Added more data (and more money $$) with some tweaks on top of GPT-2


  • The more parameters a model has, the larger the performance differences between zero-, one-, and few-shot learning.

  • In some tasks, Few-shot (even one- or zero-shot) learning with GPT-3 175B surpasses task-specific fine-tuned models, but not in all.1

  • Near 100% of accuracy in adding/subtracting up to 3 digits, but gets worse as we add more digits (few-shot setting).


  • Model size and ability to learn from context: "Larger models make increasingly efficient use of in-context information"


  • They provide a consistent definition of zero-shot, one-shot and few-shot learning, i.e. the number of examples provided at inference time (in the prompt), without any inference-time weight updates.

  • Several models are trained, with increasing number of parameters, to test how the performance scales with more capacity (from 125M to 175B params)

  • One of the several tasks the model was evaluated on was to ask humans to detect if some text was model-generated or not!

  • GPT3 does not include any bidirectional architecture

MY 2¢

  • One interesting point is that they found a bug in removing overlaps between train/test data. But the cost of retraining was prohibitive and they didn't retrain the whole thing because of that!

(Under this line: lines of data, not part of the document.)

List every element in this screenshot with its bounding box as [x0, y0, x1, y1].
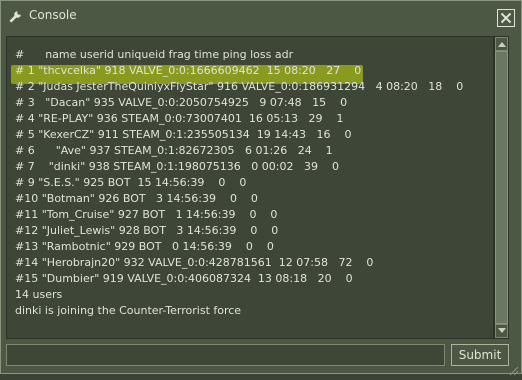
console-line: # 5 "KexerCZ" 911 STEAM_0:1:235505134 19… [15, 128, 352, 141]
close-button[interactable] [497, 9, 515, 27]
console-line: # 9 "S.E.S." 925 BOT 15 14:56:39 0 0 [15, 176, 247, 189]
console-line: # 4 "RE-PLAY" 936 STEAM_0:0:73007401 16 … [15, 112, 344, 125]
wrench-icon [8, 9, 22, 23]
console-line: # 2 "Judas JesterTheQuiniyxFlyStar" 916 … [15, 80, 464, 93]
console-output[interactable]: # name userid uniqueid frag time ping lo… [6, 36, 494, 339]
console-line: # 6 "Ave" 937 STEAM_0:1:82672305 6 01:26… [15, 144, 333, 157]
resize-grip-icon[interactable] [509, 361, 519, 376]
console-line: dinki is joining the Counter-Terrorist f… [15, 304, 242, 317]
console-line: #15 "Dumbier" 919 VALVE_0:0:406087324 13… [15, 272, 353, 285]
title-bar[interactable]: Console [1, 1, 521, 29]
scroll-down-button[interactable] [495, 324, 508, 338]
console-line: # 3 "Dacan" 935 VALVE_0:0:2050754925 9 0… [15, 96, 348, 109]
console-line: # 7 "dinki" 938 STEAM_0:1:198075136 0 00… [15, 160, 339, 173]
command-input[interactable] [6, 344, 445, 366]
console-line: 14 users [15, 288, 63, 301]
console-line: #10 "Botman" 926 BOT 3 14:56:39 0 0 [15, 192, 258, 205]
console-line: #11 "Tom_Cruise" 927 BOT 1 14:56:39 0 0 [15, 208, 278, 221]
console-header-line: # name userid uniqueid frag time ping lo… [15, 48, 294, 61]
console-window: Console # name userid uniqueid frag time… [0, 0, 522, 376]
scroll-up-button[interactable] [495, 37, 508, 51]
console-line: #14 "Herobrajn20" 932 VALVE_0:0:42878156… [15, 256, 374, 269]
console-line: #12 "Juliet_Lewis" 928 BOT 3 14:56:39 0 … [15, 224, 279, 237]
scroll-thumb[interactable] [495, 51, 508, 324]
vertical-scrollbar[interactable] [494, 36, 509, 339]
window-title: Console [29, 8, 77, 22]
console-line: #13 "Rambotnic" 929 BOT 0 14:56:39 0 0 [15, 240, 274, 253]
submit-button[interactable]: Submit [451, 344, 509, 366]
console-line: # 1 "thcvcelka" 918 VALVE_0:0:1666609462… [15, 64, 362, 77]
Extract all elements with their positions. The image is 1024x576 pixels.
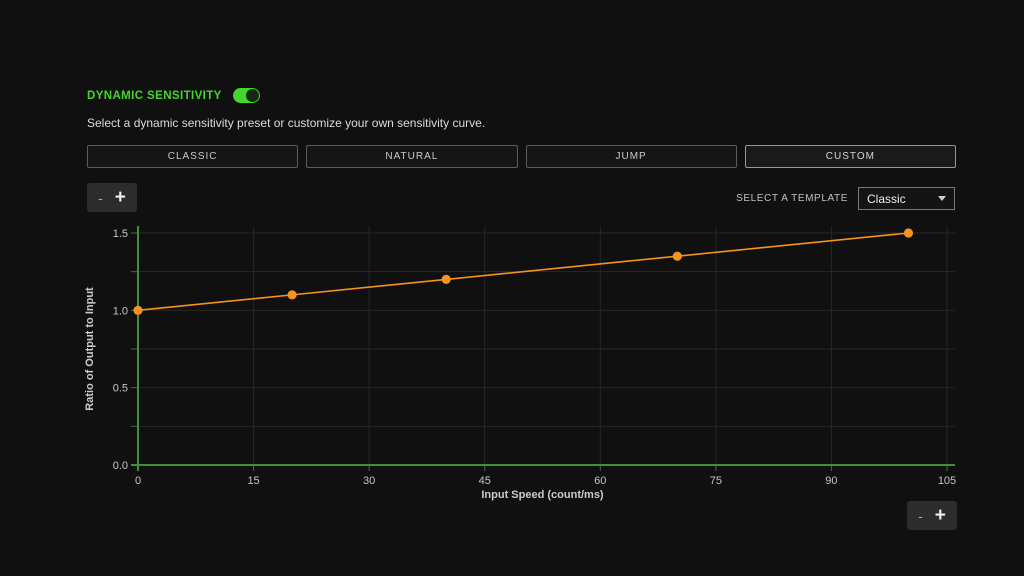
curve-point[interactable]: [904, 228, 913, 237]
svg-text:45: 45: [479, 475, 491, 487]
svg-text:1.5: 1.5: [113, 228, 128, 240]
svg-text:60: 60: [594, 475, 606, 487]
svg-text:105: 105: [938, 475, 956, 487]
dynamic-sensitivity-panel: DYNAMIC SENSITIVITY Select a dynamic sen…: [0, 0, 1024, 576]
grid-lines: [138, 226, 955, 465]
svg-text:0.0: 0.0: [113, 460, 128, 472]
svg-text:90: 90: [825, 475, 837, 487]
svg-text:75: 75: [710, 475, 722, 487]
curve-point[interactable]: [287, 290, 296, 299]
curve-point[interactable]: [133, 306, 142, 315]
y-axis-title: Ratio of Output to Input: [84, 287, 96, 411]
curve-point[interactable]: [442, 275, 451, 284]
sensitivity-curve-chart[interactable]: 0 15 30 45 60 75 90 105 0.0 0.5 1.0 1.5 Input Speed …: [0, 0, 1024, 576]
svg-text:0.5: 0.5: [113, 383, 128, 395]
zoom-in-button-bottom[interactable]: +: [929, 506, 952, 525]
zoom-out-button-bottom[interactable]: -: [912, 509, 929, 523]
x-axis-title: Input Speed (count/ms): [481, 489, 604, 501]
curve-point[interactable]: [673, 252, 682, 261]
tick-labels: 0 15 30 45 60 75 90 105 0.0 0.5 1.0 1.5 Input Speed …: [84, 228, 956, 501]
svg-text:0: 0: [135, 475, 141, 487]
svg-text:30: 30: [363, 475, 375, 487]
svg-text:15: 15: [247, 475, 259, 487]
svg-text:1.0: 1.0: [113, 305, 128, 317]
chart-zoom-control-bottom: - +: [907, 501, 957, 530]
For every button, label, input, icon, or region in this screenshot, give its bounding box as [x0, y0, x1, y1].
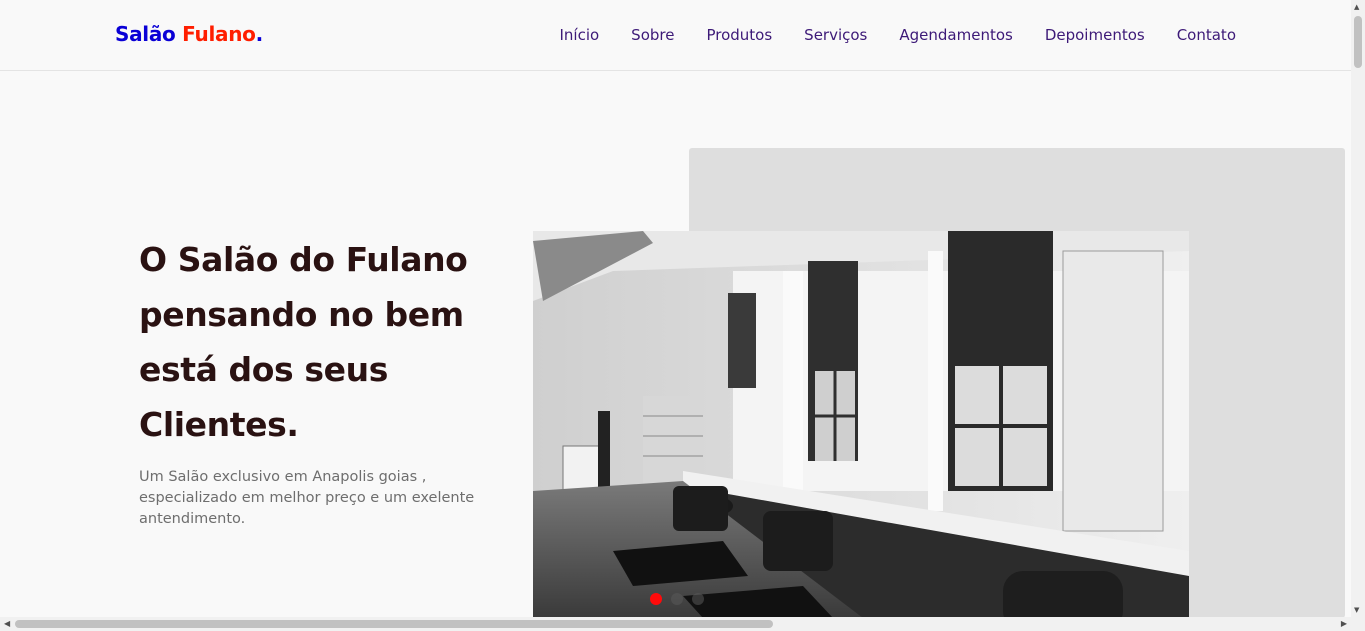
nav-link-contato[interactable]: Contato: [1177, 26, 1236, 44]
nav-link-servicos[interactable]: Serviços: [804, 26, 867, 44]
horizontal-scrollbar[interactable]: ◀ ▶: [0, 617, 1365, 631]
brand-logo-part2: Fulano: [182, 22, 256, 46]
chevron-up-icon[interactable]: ▲: [1354, 3, 1359, 11]
nav-link-depoimentos[interactable]: Depoimentos: [1045, 26, 1145, 44]
site-header: Salão Fulano. Início Sobre Produtos Serv…: [0, 0, 1351, 71]
salon-photo-illustration: [533, 231, 1189, 618]
hero-description: Um Salão exclusivo em Anapolis goias , e…: [139, 469, 475, 527]
carousel-dot-2[interactable]: [671, 593, 683, 605]
chevron-right-icon[interactable]: ▶: [1341, 619, 1347, 628]
chevron-left-icon[interactable]: ◀: [4, 619, 10, 628]
vertical-scrollbar[interactable]: ▲ ▼: [1351, 0, 1365, 617]
carousel-dot-3[interactable]: [692, 593, 704, 605]
nav-link-produtos[interactable]: Produtos: [706, 26, 772, 44]
brand-logo-dot: .: [255, 22, 264, 46]
carousel-dot-1[interactable]: [650, 593, 662, 605]
main-nav: Início Sobre Produtos Serviços Agendamen…: [559, 26, 1236, 44]
horizontal-scrollbar-thumb[interactable]: [15, 620, 773, 628]
chevron-down-icon[interactable]: ▼: [1354, 606, 1359, 614]
carousel-indicators: [650, 593, 704, 605]
nav-link-inicio[interactable]: Início: [559, 26, 599, 44]
hero-headline: O Salão do Fulano pensando no bem está d…: [139, 240, 468, 444]
brand-logo-part1: Salão: [115, 22, 176, 46]
vertical-scrollbar-thumb[interactable]: [1354, 16, 1362, 68]
nav-link-sobre[interactable]: Sobre: [631, 26, 674, 44]
brand-logo[interactable]: Salão Fulano.: [115, 22, 263, 46]
salon-interior-photo: [533, 231, 1189, 618]
nav-link-agendamentos[interactable]: Agendamentos: [899, 26, 1012, 44]
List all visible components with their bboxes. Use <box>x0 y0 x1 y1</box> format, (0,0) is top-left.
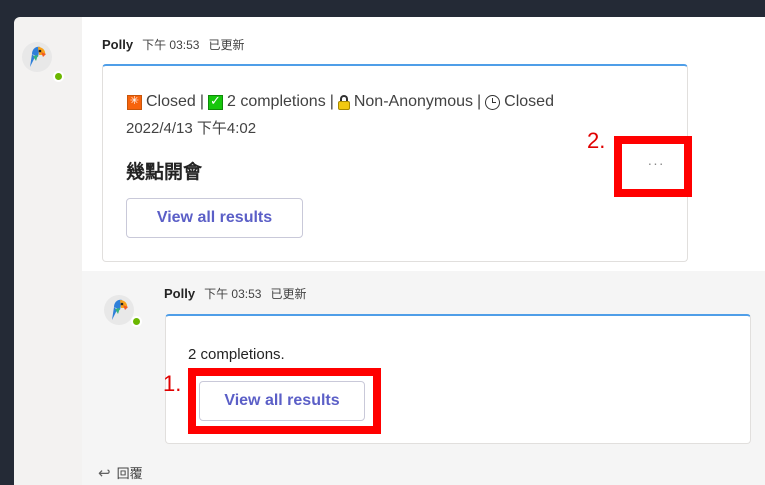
avatar[interactable] <box>104 295 134 325</box>
presence-available-icon <box>131 316 142 327</box>
parrot-avatar-icon <box>112 299 128 320</box>
closed-label: Closed <box>146 93 196 110</box>
completions-text: 2 completions. <box>188 346 285 363</box>
poll-question: 幾點開會 <box>126 162 203 183</box>
reply-link[interactable]: ↩ 回覆 <box>98 463 143 482</box>
timestamp: 下午 03:53 <box>142 38 200 52</box>
closed-status-icon <box>127 94 142 110</box>
check-icon <box>207 93 223 110</box>
clock-icon <box>485 94 501 110</box>
annotation-label-2: 2. <box>587 128 606 153</box>
completions-label: 2 completions <box>226 93 326 110</box>
sender-name[interactable]: Polly <box>164 286 195 301</box>
annotation-box-1 <box>188 368 381 434</box>
lock-icon <box>337 94 350 110</box>
reply-label: 回覆 <box>116 466 143 481</box>
annotation-label-1: 1. <box>163 371 182 396</box>
poll-card: Closed | 2 completions | Non-Anonymous |… <box>102 64 688 262</box>
annotation-box-2 <box>614 136 692 197</box>
message-header: Polly 下午 03:53 已更新 <box>102 36 244 53</box>
view-all-results-button[interactable]: View all results <box>126 198 303 238</box>
edited-label: 已更新 <box>270 287 307 301</box>
parrot-avatar-icon <box>30 46 46 67</box>
timestamp: 下午 03:53 <box>204 287 262 301</box>
edited-label: 已更新 <box>208 38 245 52</box>
separator: | <box>477 93 482 110</box>
separator: | <box>329 93 334 110</box>
presence-available-icon <box>53 71 64 82</box>
sender-name[interactable]: Polly <box>102 37 133 52</box>
poll-status-line: Closed | 2 completions | Non-Anonymous |… <box>127 93 554 111</box>
anonymity-label: Non-Anonymous <box>353 93 474 110</box>
deadline-label: Closed <box>504 93 554 110</box>
poll-date: 2022/4/13 下午4:02 <box>126 120 257 137</box>
separator: | <box>199 93 204 110</box>
message-header: Polly 下午 03:53 已更新 <box>164 285 306 302</box>
reply-arrow-icon: ↩ <box>98 464 111 482</box>
avatar[interactable] <box>22 42 52 72</box>
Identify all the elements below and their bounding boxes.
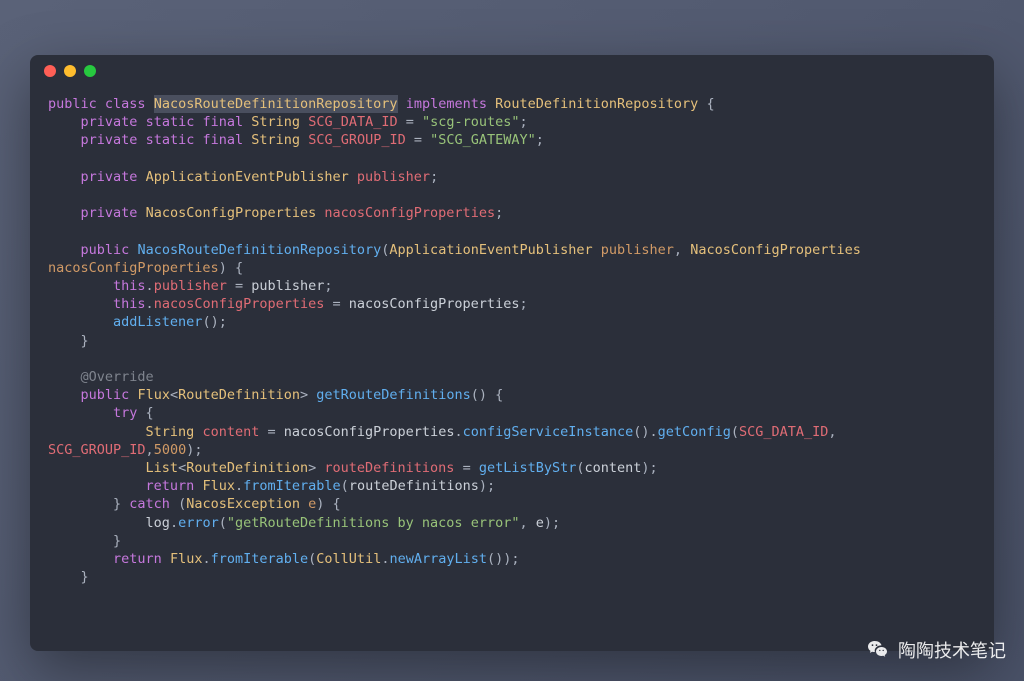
keyword: implements xyxy=(406,96,487,112)
keyword: public xyxy=(48,96,97,112)
window-titlebar xyxy=(30,55,994,87)
annotation: @Override xyxy=(81,369,154,385)
watermark-text: 陶陶技术笔记 xyxy=(898,637,1006,663)
watermark: 陶陶技术笔记 xyxy=(866,637,1006,663)
minimize-icon[interactable] xyxy=(64,65,76,77)
class-name-highlighted: NacosRouteDefinitionRepository xyxy=(154,95,398,113)
interface-name: RouteDefinitionRepository xyxy=(495,96,698,112)
maximize-icon[interactable] xyxy=(84,65,96,77)
wechat-icon xyxy=(866,638,890,662)
brace: { xyxy=(698,96,714,112)
code-window: public class NacosRouteDefinitionReposit… xyxy=(30,55,994,651)
close-icon[interactable] xyxy=(44,65,56,77)
keyword: class xyxy=(105,96,146,112)
code-block: public class NacosRouteDefinitionReposit… xyxy=(30,87,994,604)
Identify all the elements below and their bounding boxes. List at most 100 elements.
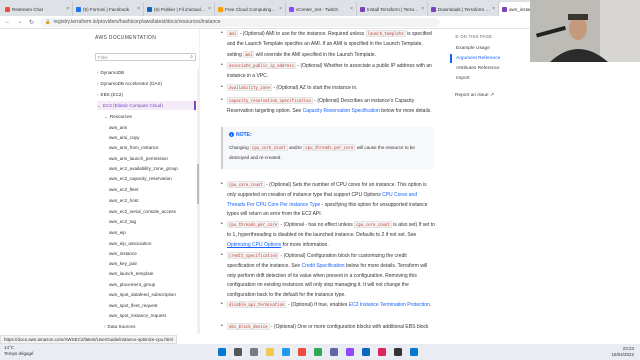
toc-example-usage[interactable]: Example Usage bbox=[456, 46, 490, 51]
arg-cpu-threads-per-core: • cpu_threads_per_core - (Optional - has … bbox=[221, 221, 435, 248]
tab-aws[interactable]: Free Cloud Computing Serv...× bbox=[215, 2, 286, 16]
sidebar-item[interactable]: aws_ec2_fleet bbox=[109, 185, 138, 194]
bullet: • bbox=[221, 323, 223, 329]
doc-content: • ami - (Optional) AMI to use for the ins… bbox=[221, 29, 436, 334]
back-icon[interactable]: ← bbox=[4, 19, 11, 25]
sidebar-item[interactable]: aws_key_pair bbox=[109, 259, 137, 268]
terminal-icon[interactable] bbox=[394, 348, 402, 356]
close-icon[interactable]: × bbox=[66, 6, 69, 12]
tab-install-terraform[interactable]: Install Terraform | Terraform × bbox=[357, 2, 428, 16]
search-icon[interactable] bbox=[234, 348, 242, 356]
toc-attributes-reference[interactable]: Attributes Reference bbox=[456, 66, 500, 71]
sidebar-scroll-thumb[interactable] bbox=[197, 164, 199, 204]
sidebar-item[interactable]: › DynamoDB Accelerator (DAX) bbox=[97, 79, 162, 88]
report-issue-link[interactable]: Report an issue ↗ bbox=[455, 93, 494, 98]
tab-downloads-terraform[interactable]: Downloads | Terraform by H...× bbox=[428, 2, 499, 16]
sidebar-item[interactable]: aws_ec2_tag bbox=[109, 217, 136, 226]
sidebar-title: AWS DOCUMENTATION bbox=[95, 35, 157, 41]
url-input[interactable]: 🔒 registry.terraform.io/providers/hashic… bbox=[40, 17, 440, 27]
restream-icon bbox=[5, 6, 10, 12]
arg-availability-zone: • availability_zone - (Optional) AZ to st… bbox=[221, 84, 358, 91]
webcam-person-image bbox=[530, 0, 640, 62]
sidebar-item[interactable]: aws_ami_copy bbox=[109, 133, 139, 142]
sidebar-item[interactable]: ⌄ EC2 (Elastic Compute Cloud) bbox=[97, 101, 196, 110]
sidebar-item[interactable]: aws_spot_fleet_request bbox=[109, 301, 158, 310]
sidebar-item[interactable]: aws_ami_from_instance bbox=[109, 143, 159, 152]
app-icon[interactable] bbox=[298, 348, 306, 356]
docs-sidebar: AWS DOCUMENTATION Filter ⌕ › DynamoDB › Dyna… bbox=[0, 29, 200, 334]
arg-cpu-core-count: • cpu_core_count - (Optional) Sets the nu… bbox=[221, 181, 428, 218]
sidebar-item[interactable]: aws_placement_group bbox=[109, 280, 155, 289]
weather-widget[interactable]: 14°C Temps dégagé bbox=[4, 345, 34, 357]
close-icon[interactable]: × bbox=[421, 6, 424, 12]
close-icon[interactable]: × bbox=[279, 6, 282, 12]
sidebar-item[interactable]: › Data Sources bbox=[104, 322, 135, 331]
bullet: • bbox=[221, 62, 223, 68]
webcam-overlay bbox=[530, 0, 640, 62]
teams-icon[interactable] bbox=[330, 348, 338, 356]
sidebar-item[interactable]: ⌄ Resources bbox=[104, 112, 132, 121]
file-explorer-icon[interactable] bbox=[266, 348, 274, 356]
terraform-icon bbox=[502, 6, 507, 12]
close-icon[interactable]: × bbox=[492, 6, 495, 12]
close-icon[interactable]: × bbox=[208, 6, 211, 12]
sidebar-item[interactable]: aws_spot_datafeed_subscription bbox=[109, 290, 176, 299]
info-icon: i bbox=[229, 132, 234, 137]
facebook-icon bbox=[76, 6, 81, 12]
tab-restream[interactable]: Restream Chat × bbox=[2, 2, 73, 16]
terraform-icon bbox=[431, 6, 436, 12]
bullet: • bbox=[221, 97, 223, 103]
arg-disable-api-termination: • disable_api_termination - (Optional) If… bbox=[221, 301, 432, 308]
system-tray-clock[interactable]: 23:23 16/04/2022 bbox=[611, 346, 634, 358]
optimizing-cpu-link[interactable]: Optimizing CPU Options bbox=[227, 242, 281, 248]
capacity-reservation-link[interactable]: Capacity Reservation Specification bbox=[303, 108, 380, 114]
tab-linkedin[interactable]: (6) Publier | Fil d'actualité | × bbox=[144, 2, 215, 16]
close-icon[interactable]: × bbox=[137, 6, 140, 12]
tab-twitch[interactable]: vCenter_net - Twitch × bbox=[286, 2, 357, 16]
terraform-icon bbox=[360, 6, 365, 12]
credit-specification-link[interactable]: Credit Specification bbox=[302, 263, 345, 269]
chevron-icon: › bbox=[104, 324, 106, 329]
chevron-icon: › bbox=[97, 92, 99, 97]
tab-facebook[interactable]: (5) Formini | Facebook × bbox=[73, 2, 144, 16]
note-text: Changing cpu_core_count and/or cpu_threa… bbox=[229, 144, 415, 160]
search-icon: ⌕ bbox=[190, 54, 193, 60]
sidebar-item[interactable]: aws_spot_instance_request bbox=[109, 311, 166, 320]
sidebar-item[interactable]: aws_ami bbox=[109, 123, 127, 132]
start-icon[interactable] bbox=[218, 348, 226, 356]
sidebar-item[interactable]: aws_instance bbox=[109, 249, 137, 258]
note-title: NOTE: bbox=[236, 132, 252, 138]
sidebar-item[interactable]: aws_ec2_availability_zone_group bbox=[109, 164, 178, 173]
chevron-icon: › bbox=[97, 70, 99, 75]
lock-icon: 🔒 bbox=[45, 19, 51, 24]
app-icon[interactable] bbox=[378, 348, 386, 356]
sidebar-item[interactable]: aws_ami_launch_permission bbox=[109, 154, 168, 163]
close-icon[interactable]: × bbox=[350, 6, 353, 12]
url-text: registry.terraform.io/providers/hashicor… bbox=[53, 19, 221, 25]
edge-icon[interactable] bbox=[282, 348, 290, 356]
sidebar-item[interactable]: aws_launch_template bbox=[109, 269, 153, 278]
sidebar-item[interactable]: aws_eip_association bbox=[109, 239, 151, 248]
termination-protection-link[interactable]: EC2 Instance Termination Protection bbox=[349, 302, 430, 308]
vscode-icon[interactable] bbox=[410, 348, 418, 356]
taskbar: 14°C Temps dégagé 23:23 16/04/2022 bbox=[0, 344, 640, 360]
sidebar-item[interactable]: › EBS (EC2) bbox=[97, 90, 123, 99]
app-icon[interactable] bbox=[346, 348, 354, 356]
reload-icon[interactable]: ↻ bbox=[28, 19, 35, 26]
sidebar-item[interactable]: aws_ec2_capacity_reservation bbox=[109, 174, 172, 183]
aws-icon bbox=[218, 6, 223, 12]
toc-active-indicator bbox=[450, 54, 452, 63]
chrome-icon[interactable] bbox=[314, 348, 322, 356]
sidebar-item[interactable]: aws_ec2_host bbox=[109, 196, 138, 205]
toc-argument-reference[interactable]: Argument Reference bbox=[456, 56, 500, 61]
sidebar-item[interactable]: aws_ec2_serial_console_access bbox=[109, 207, 176, 216]
task-view-icon[interactable] bbox=[250, 348, 258, 356]
bullet: • bbox=[221, 181, 223, 187]
forward-icon[interactable]: → bbox=[16, 19, 23, 25]
status-url-tooltip: https://docs.aws.amazon.com/AWSEC2/lates… bbox=[0, 335, 177, 344]
sidebar-filter-input[interactable]: Filter ⌕ bbox=[95, 53, 196, 61]
app-icon[interactable] bbox=[362, 348, 370, 356]
toc-import[interactable]: Import bbox=[456, 76, 470, 81]
sidebar-item[interactable]: aws_eip bbox=[109, 228, 126, 237]
sidebar-item[interactable]: › DynamoDB bbox=[97, 68, 124, 77]
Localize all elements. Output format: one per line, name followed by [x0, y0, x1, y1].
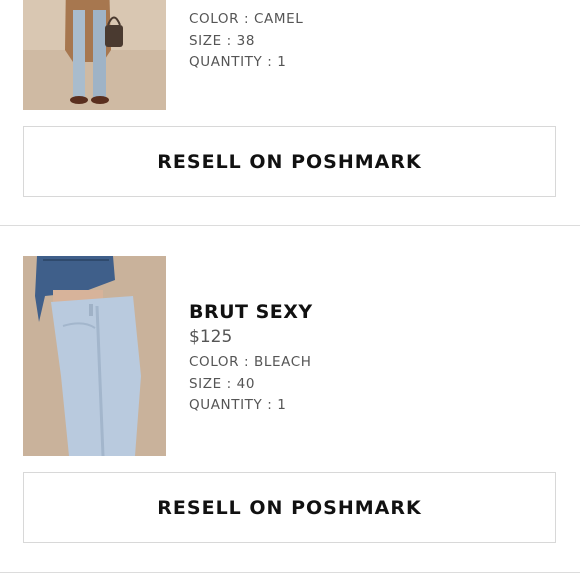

  • For translation tasks, the direction of translation matters a lot (performance is better when translating into English than when translating from English)

  • There are so many different NLP tasks available; you can basically encode any problem as an NLP problem, provided you can represent it in words.

  • The data overlap problem is larger than I first thought - makes one wonder how much of that skews the results

  • Section 5: Limitations is a great work on the operational challenges of getting such models to train and run inference on



1: But in all likelihood, training GPT-3 with more than 175B params could change that.